Der portugiesische Finanzminister ist erfolgreich, weil er dem Druck, der vor allem von Schäuble aus Berlin kam, standgehalten hat. Er hat die Politik schrittweise zurückgefahren, mit der die breite Bevölkerung über Kürzungen für Bankenrettungen und politische Fehler zur Kasse gebeten wurde. Von den Konservativen eingeführte Sondersteuern wurden abgeschafft, gekürzte Löhne und Renten wieder erhöht, womit Steuereinnahmen stiegen und die Sozialausgaben sanken.

Das war kein Hexenwerk. Das hatte der Ökonom und Mathematiker, der in Vila Real de Santo António in der südlichsten Ecke Portugals im Distrikt Faro geboren ist. unter anderem beim Studium an der Harvard Universität in den USA gelernt. Umgesetzt hat er Konzepte der Wirtschaftsnobelpreisträger Krugman und Stiglitz. Die hatten in der Krise den Austeritätskurs als "verrückt" bezeichnet und richtig vor "katastrophalen Folgen" wie in Griechenland gewarnt.

Centeno, Fußballfan und Anhänger von Benfica Lissabon, feiert am Donnerstag seinen 51. Geburtstag und kann dabei auch begießen, dass er im Januar neuer Chef der Eurogruppe wird. Das hat der bisherige Amtsinhaber Jeroen Dijsselbloem am Montag scheinbar versehentlich ausgeplaudert. Man kann hoffen, dass der Gastprofessor an der Universidade Nova de Lisboa und verheiratete Vater von drei Kindern auf dem neuen Posten ähnliche Akzente setzen kann, wie er es in Portugal geschafft hat, was dem Sozialdemokraten Dijsselbloem jedenfalls nicht gelang.

"Anti-Schäuble unter Europas Finanzministern"

Ceteno hat sich mit Schäuble angelegt.
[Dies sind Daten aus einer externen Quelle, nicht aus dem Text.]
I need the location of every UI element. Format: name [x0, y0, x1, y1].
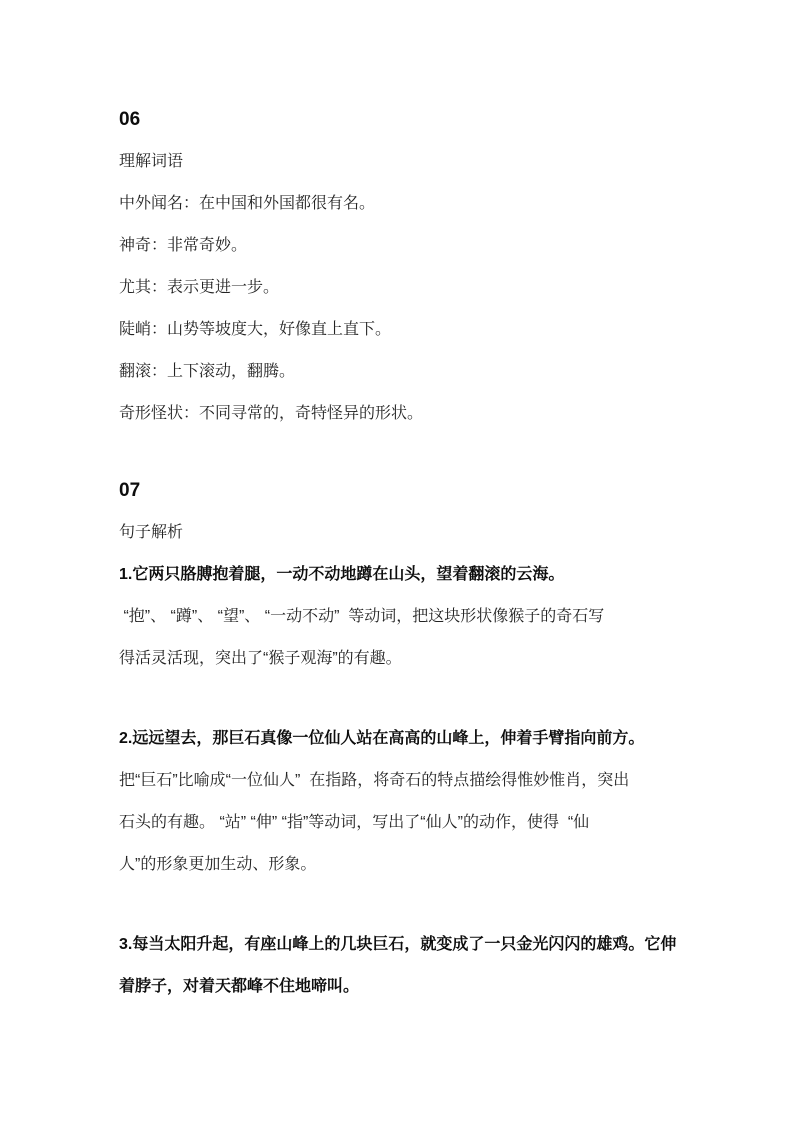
word-definition: 陡峭：山势等坡度大，好像直上直下。 [119, 321, 392, 338]
analysis-line: “抱”、 “蹲”、 “望”、 “一动不动” 等动词，把这块形状像猴子的奇石写 [119, 608, 605, 625]
section-sentence-analysis [119, 470, 700, 1008]
sentence-analysis-item [119, 554, 700, 680]
word-definition: 神奇：非常奇妙。 [119, 237, 248, 254]
section-number-heading: 06 [119, 109, 141, 130]
analysis-line: 把“巨石”比喻成“一位仙人” 在指路，将奇石的特点描绘得惟妙惟肖，突出 [119, 772, 630, 789]
section-title: 句子解析 [119, 524, 184, 541]
analysis-line: 石头的有趣。 “站” “伸” “指”等动词，写出了“仙人”的动作，使得 “仙 [119, 814, 590, 831]
sentence-line: 1.它两只胳膊抱着腿，一动不动地蹲在山头，望着翻滚的云海。 [119, 566, 565, 583]
word-definition: 翻滚：上下滚动，翻腾。 [119, 363, 296, 380]
word-definition: 尤其：表示更进一步。 [119, 279, 280, 296]
sentence-analysis-item [119, 718, 700, 886]
section-word-definitions [119, 99, 700, 435]
sentence-line: 着脖子，对着天都峰不住地啼叫。 [119, 978, 360, 995]
word-definition: 奇形怪状：不同寻常的，奇特怪异的形状。 [119, 405, 424, 422]
sentence-line: 2.远远望去，那巨石真像一位仙人站在高高的山峰上，伸着手臂指向前方。 [119, 730, 645, 747]
section-number-heading: 07 [119, 480, 141, 501]
analysis-line: 人”的形象更加生动、形象。 [119, 856, 317, 873]
sentence-line: 3.每当太阳升起，有座山峰上的几块巨石，就变成了一只金光闪闪的雄鸡。它伸 [119, 936, 677, 953]
section-title: 理解词语 [119, 153, 184, 170]
sentence-analysis-item [119, 924, 700, 1008]
word-definition: 中外闻名：在中国和外国都很有名。 [119, 195, 376, 212]
analysis-line: 得活灵活现，突出了“猴子观海”的有趣。 [119, 650, 402, 667]
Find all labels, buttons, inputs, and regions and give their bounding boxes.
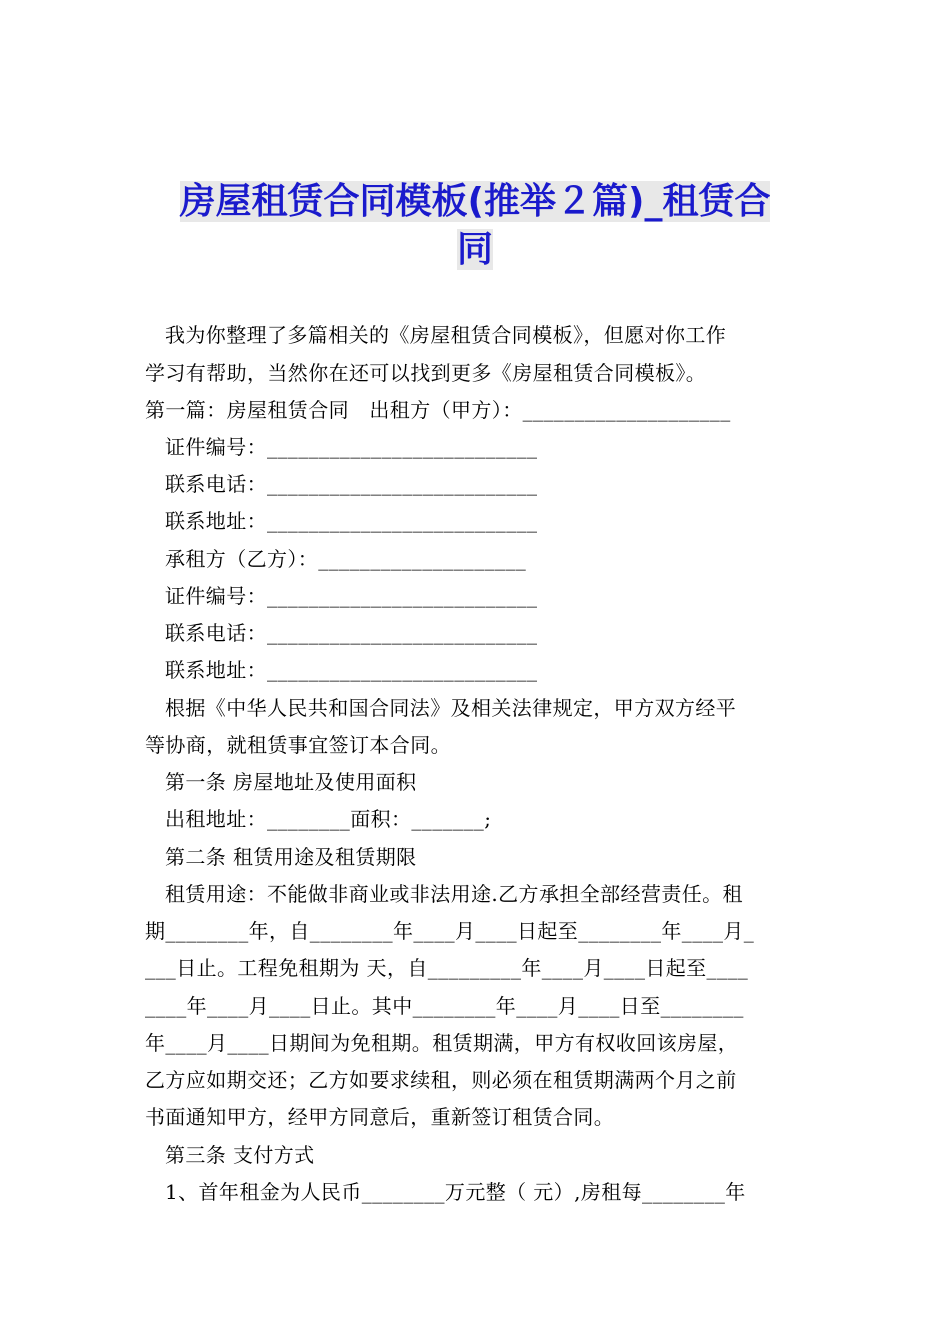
rental-address-field: 出租地址：________面积：_______; (165, 807, 492, 831)
document-title-line-1: 房屋租赁合同模板(推举２篇)_租赁合 (179, 181, 771, 222)
lessee-id-field: 证件编号：__________________________ (165, 584, 538, 608)
article-two-line-6: 乙方应如期交还；乙方如要求续租，则必须在租赁期满两个月之前 (145, 1068, 737, 1092)
basis-line-2: 等协商，就租赁事宜签订本合同。 (145, 733, 451, 757)
article-three-line-1: 1、首年租金为人民币________万元整（ 元）,房租每________年 (165, 1180, 746, 1204)
article-two-line-7: 书面通知甲方，经甲方同意后，重新签订租赁合同。 (145, 1105, 615, 1129)
basis-line-1: 根据《中华人民共和国合同法》及相关法律规定，甲方双方经平 (165, 696, 737, 720)
article-two-line-1: 租赁用途：不能做非商业或非法用途.乙方承担全部经营责任。租 (165, 882, 743, 906)
article-two-line-2: 期________年，自________年____月____日起至________年____月_ (145, 919, 755, 943)
document-title-line-2: 同 (456, 229, 493, 270)
article-two-line-3: ___日止。工程免租期为 天，自_________年____月____日起至____ (145, 956, 749, 980)
intro-line-1: 我为你整理了多篇相关的《房屋租赁合同模板》，但愿对你工作 (165, 323, 727, 347)
article-two-line-5: 年____月____日期间为免租期。租赁期满，甲方有权收回该房屋， (145, 1031, 739, 1055)
lessee-phone-field: 联系电话：__________________________ (165, 621, 538, 645)
intro-line-2: 学习有帮助，当然你在还可以找到更多《房屋租赁合同模板》。 (145, 361, 707, 385)
lessor-id-field: 证件编号：__________________________ (165, 435, 538, 459)
section-one-heading: 第一篇：房屋租赁合同 出租方（甲方）：____________________ (145, 398, 731, 422)
article-one-heading: 第一条 房屋地址及使用面积 (165, 770, 417, 794)
lessee-address-field: 联系地址：__________________________ (165, 658, 538, 682)
lessor-phone-field: 联系电话：__________________________ (165, 472, 538, 496)
lessee-field: 承租方（乙方）：____________________ (165, 547, 527, 571)
article-two-heading: 第二条 租赁用途及租赁期限 (165, 845, 417, 869)
article-two-line-4: ____年____月____日止。其中________年____月____日至________ (145, 994, 744, 1018)
lessor-address-field: 联系地址：__________________________ (165, 509, 538, 533)
article-three-heading: 第三条 支付方式 (165, 1143, 315, 1167)
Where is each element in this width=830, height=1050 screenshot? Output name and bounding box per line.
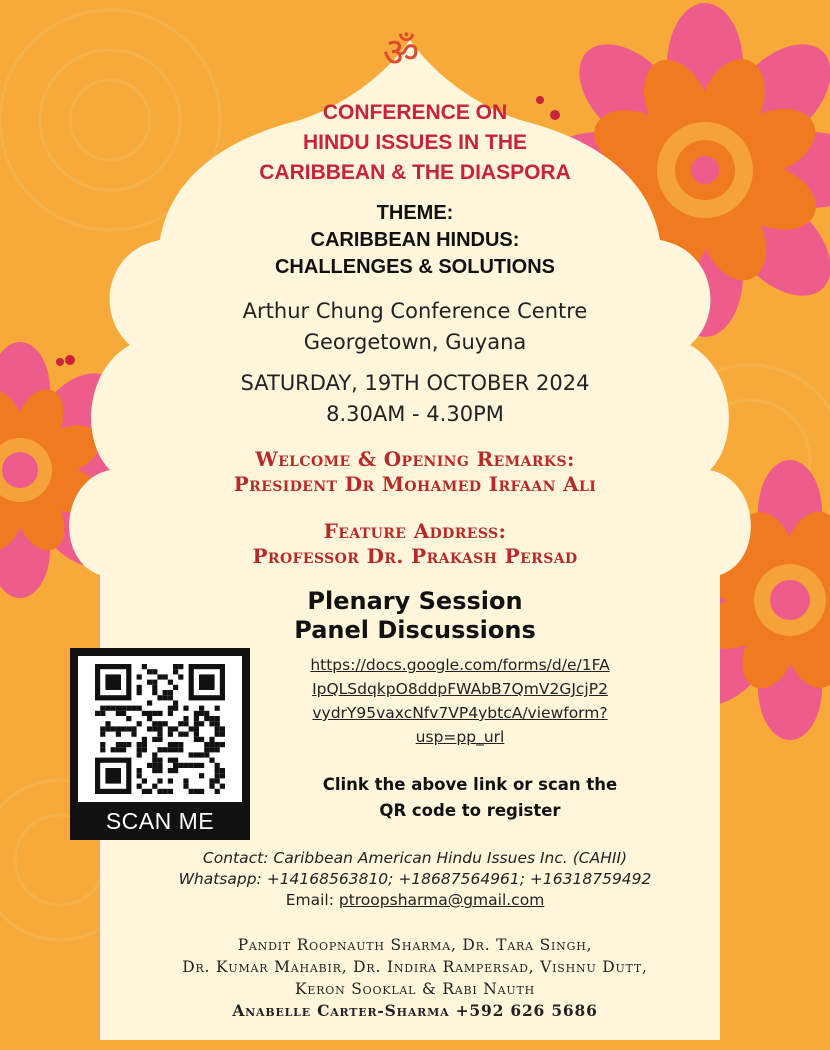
theme-line: CARIBBEAN HINDUS: [310, 229, 520, 251]
title-line: HINDU ISSUES IN THE [302, 131, 528, 154]
feature-heading: Feature Address: [323, 519, 507, 543]
date-block [0, 368, 830, 430]
venue-line: Arthur Chung Conference Centre [242, 299, 588, 323]
welcome-speaker: President Dr Mohamed Irfaan Ali [233, 472, 597, 496]
session-block [0, 587, 830, 645]
organizer-line: Pandit Roopnauth Sharma, Dr. Tara Singh, [237, 936, 593, 954]
organizer-line: Anabelle Carter-Sharma +592 626 5686 [232, 1001, 598, 1020]
register-line: QR code to register [379, 801, 561, 820]
whatsapp-line: Whatsapp: +14168563810; +18687564961; +16318759492 [178, 870, 652, 888]
register-line: Clink the above link or scan the [322, 775, 618, 794]
link-line[interactable]: vydrY95vaxcNfv7VP4ybtcA/viewform? [312, 704, 608, 722]
scan-me-label: SCAN ME [105, 808, 215, 834]
theme-block [0, 200, 830, 281]
feature-block [0, 519, 830, 569]
registration-link[interactable] [255, 653, 665, 749]
theme-line: THEME: [376, 202, 454, 224]
feature-speaker: Professor Dr. Prakash Persad [252, 544, 578, 568]
link-line[interactable]: IpQLSdqkpO8ddpFWAbB7QmV2GJcjP2 [312, 680, 608, 698]
register-instructions [270, 772, 670, 824]
email-link[interactable]: ptroopsharma@gmail.com [338, 891, 545, 909]
link-line[interactable]: https://docs.google.com/forms/d/e/1FA [310, 656, 610, 674]
welcome-heading: Welcome & Opening Remarks: [255, 447, 575, 471]
theme-line: CHALLENGES & SOLUTIONS [274, 256, 555, 278]
email-label: Email: [285, 891, 339, 909]
link-line[interactable]: usp=pp_url [415, 728, 505, 746]
time-line: 8.30AM - 4.30PM [326, 402, 504, 426]
contact-block [0, 848, 830, 911]
contact-line: Contact: Caribbean American Hindu Issues Inc. (CAHII) [202, 849, 628, 867]
organizer-line: Keron Sooklal & Rabi Nauth [294, 980, 535, 998]
date-line: SATURDAY, 19TH OCTOBER 2024 [240, 371, 590, 395]
qr-image [78, 656, 242, 802]
title-line: CARIBBEAN & THE DIASPORA [259, 161, 571, 184]
title-line: CONFERENCE ON [322, 101, 508, 124]
venue-block [0, 296, 830, 358]
session-line: Plenary Session [307, 587, 523, 615]
qr-code[interactable] [70, 648, 250, 840]
organizers-block [0, 934, 830, 1022]
venue-line: Georgetown, Guyana [303, 330, 527, 354]
conference-title [0, 98, 830, 188]
email-line [0, 890, 830, 911]
om-icon: ॐ [382, 30, 420, 76]
welcome-block [0, 447, 830, 497]
session-line: Panel Discussions [294, 616, 536, 644]
organizer-line: Dr. Kumar Mahabir, Dr. Indira Rampersad, Vishnu Dutt, [182, 958, 648, 976]
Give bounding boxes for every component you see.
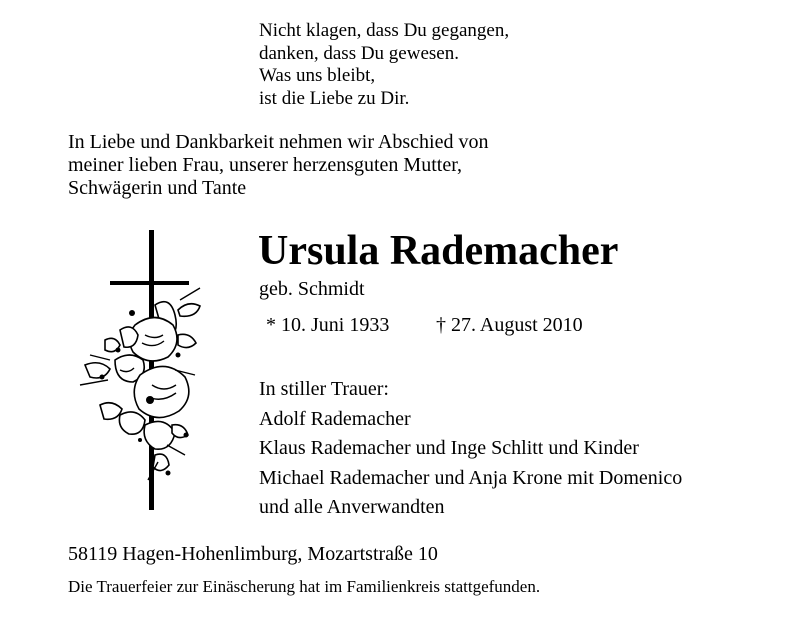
death-date: † 27. August 2010 (436, 314, 583, 336)
mourner: Klaus Rademacher und Inge Schlitt und Kinder (259, 437, 639, 459)
birth-date: * 10. Juni 1933 (266, 314, 390, 336)
deceased-name: Ursula Rademacher (258, 228, 619, 274)
poem-line: ist die Liebe zu Dir. (259, 87, 410, 109)
mourner: Michael Rademacher und Anja Krone mit Domenico (259, 466, 683, 489)
mourners-list (259, 375, 682, 523)
intro-line: In Liebe und Dankbarkeit nehmen wir Abschied von (68, 131, 489, 153)
address: 58119 Hagen-Hohenlimburg, Mozartstraße 10 (68, 543, 438, 565)
intro-text (68, 131, 488, 200)
mourner: und alle Anverwandten (259, 496, 445, 518)
mourner: Adolf Rademacher (259, 407, 411, 430)
intro-line: meiner lieben Frau, unserer herzensguten Mutter, (68, 154, 463, 176)
mourners-heading: In stiller Trauer: (259, 378, 389, 400)
maiden-name: geb. Schmidt (259, 278, 365, 300)
intro-line: Schwägerin und Tante (68, 177, 247, 199)
cross-with-roses-icon (60, 225, 210, 515)
funeral-note: Die Trauerfeier zur Einäscherung hat im Familienkreis stattgefunden. (68, 577, 541, 596)
poem (259, 20, 509, 110)
poem-line: Was uns bleibt, (259, 65, 376, 87)
poem-line: danken, dass Du gewesen. (259, 42, 459, 64)
poem-line: Nicht klagen, dass Du gegangen, (259, 20, 510, 41)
Und das führte dazu, dass der deshalb im Juni 2016 prognostizierte, Portugal werde bald wieder unter den Rettungsschirm müssen, weil Centeno die Austerität beerdigt hatte. Der von ihm ernannte Chef des Rettungsschirm Klaus Regling sekundierte, dass allein "Portugal ihm Sorgen macht."

Das lag fern jeder Realität und Portugal wurde durch eine vernünftige Politik aus dem Sumpf gezogen, weshalb Schäuble es sogar noch bestrafen wollte. Im vergangenen Sommer nannte Schäuble Centeno wegen seiner Erfolge plötzlich den "Ronaldo der Ecofin", um an dessen Erfolgen beteiligt zu werden.

Der Spanier Luis de Guindos, den Schäuble gern zum Eurogruppenchef gemacht hätte, blieb jedenfalls glanzlos. Der Konservative hält am Austeritätskurs fest, hat mit knapp 18% eine doppelt so hohe Arbeitslosigkeit im Land und bekommt auch das Defizit nicht in den Griff. Schäuble ist schon kein Finanzminister mehr und statt De Guindos wird der "Anti-Schäuble unter Europas Finanzministern" nun Eurogruppenchef, wie Sven Giegold, der wirtschafts- und finanzpolitische Sprecher der Grünen/EFA-Fraktion im Europäischen Parlament Centeno nennt und ihm gratuliert:

"Portugal hat Schäubles Austeritätsdogma erfolgreich widerlegt. Centeno hat gezeigt, dass nach den notwendigen Strukturreformen nicht sparen, sondern investieren der richtige Weg ist. Nicht obwohl, sondern weil Portugal Renten und untere Einkommen anhebt, erholt sich das Land. Wir sind auch froh, dass nicht wieder ein Kandidat aus einer Steueroase zum Zuge gekommen ist."

Eher erstaunlich ist, dass manche Kommentatoren plötzlich Centeno zum Austeritätspolitiker machen wollen. Centeno "war es, der den Etat seines Landes sanierte und in der Griechenland‑Krise stets auf dem deutschen Kurs lag. Die Unterstützung Italiens, Spaniens und vor allem Deutschlands war ihm ohnehin gewiss, weil es schon seit Jahren als abgemacht galt, dass endlich ein Vertreter aus dem Süden der Gemeinschaft in einen Führungsjob gehoben werden soll." Auch so kann man sich alternative Fakten basteln.